Manikeswari is one of the popular Hindu deities in Odisha.  There are many Manikeswari temples present in Western and Southern part of Odisha.  Manikeswari temple in Bhawanipatna of Kalahandi District is well recognized in Odisha. Manikeswari is the primary deity associated with the royal family of Kalahandi Kingdom, Chakrakota Kingdom and Paralakhemundi kingdom. Chhatar Jatra is one of the most popular festivals of Manikeswari at Bhawanipatna. Khandasadhaka is a festival associated with Manikeswari in Paralakhemundi.

History
The deity of Chakrakot amandala comprising present days Kalahandi, Koraput and Bastar was Manikya debi or Manikeswari around 10th century A.D. 
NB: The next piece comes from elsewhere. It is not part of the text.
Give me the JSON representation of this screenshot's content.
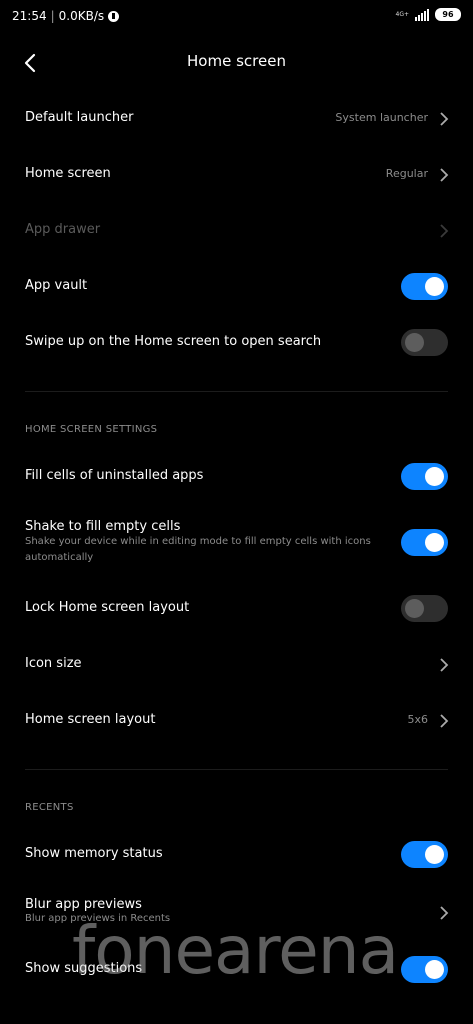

Later on the king of Kalahandi Harichandra Deo struggled and died because of which his pregnant queen left for her father’s house in Gadapur, Phulbani. Some part of Phulbani was part of Mahakantara in ancient times. Though capital of Chakrakotamandala is still being debated, it is clear that it has many similar with Kamala Mandala, another ancient name of Kalahandi, Manikya Devi came to Gadapur perhaps due to influence of Chakrakota Mandala. Later, the queen and her son, Ramchandra Deo returned with  Manikya Debi or Manikeswari as per Kalahandi’s public request that time. Manikeswari was brought from Gadapur (Phulbani) around 1200 A.D. and it was located in Kalahandi. Manikeswari was also popularized by Suryabansi Gajapati in 15th-16th century in Puri region. Purushottama Deva Gajapati considered Manikeswari as consort of Lord Jagannath and made a shrine of Manikeswari at Chilika, now doesn’t exist. Manikeswari is royal family deity of Parlakhemundi. Manikeswari was installed in Bhawanipatna much later around 1849 AD during shifting of the capital from Junagarh. Some people also mention Manikeswari in Thumaul Rampur as Adipitha and Devi was brought to Bhawanipatna from there. Uditnarayan Deo laid the foundation of the present modern temple in Bhawanipatna and it was completed in 1947 by Brajamohan Deo. Manikeswari was associated with Kalahandi history as a goddess of wealth, Manik, since 10th century. There is some debate to relate Manikeswari with Stambeswari temple in Asurgarh-Narla around 5-6th century as well as Maningeeswari in Banapur in Puri. There are many Manikeswari worshiping locations in many place of Odisha and Chhattisgarh, especially in undivided districts of Koraput, Phulbani, Boudh, Bolangir, Sonepur, Ganjam, Gajapati, Angul, Dhenkanal, Keonjhar, Sundergarh, etc. due to influence by various rulers. Though Manikeswari has much historical significance in Odisha and Chhattisgarh, it has not yet fully been appreciated.

Manikeswari Temples
Bhawanipatna
Paralakhemundi
Thuamul Rampur
Jugasaipatna
Himgir, Sundargarh

Chhatar Jatra
Every year a festival called “Chhatar Jatra” at a particular time is organised and many people who have fulfilled wishes come and sacrifice animals in the name of goddess.
Chatar jatra is celebrated during September–October, Durga Puja, in Bhawanipatna.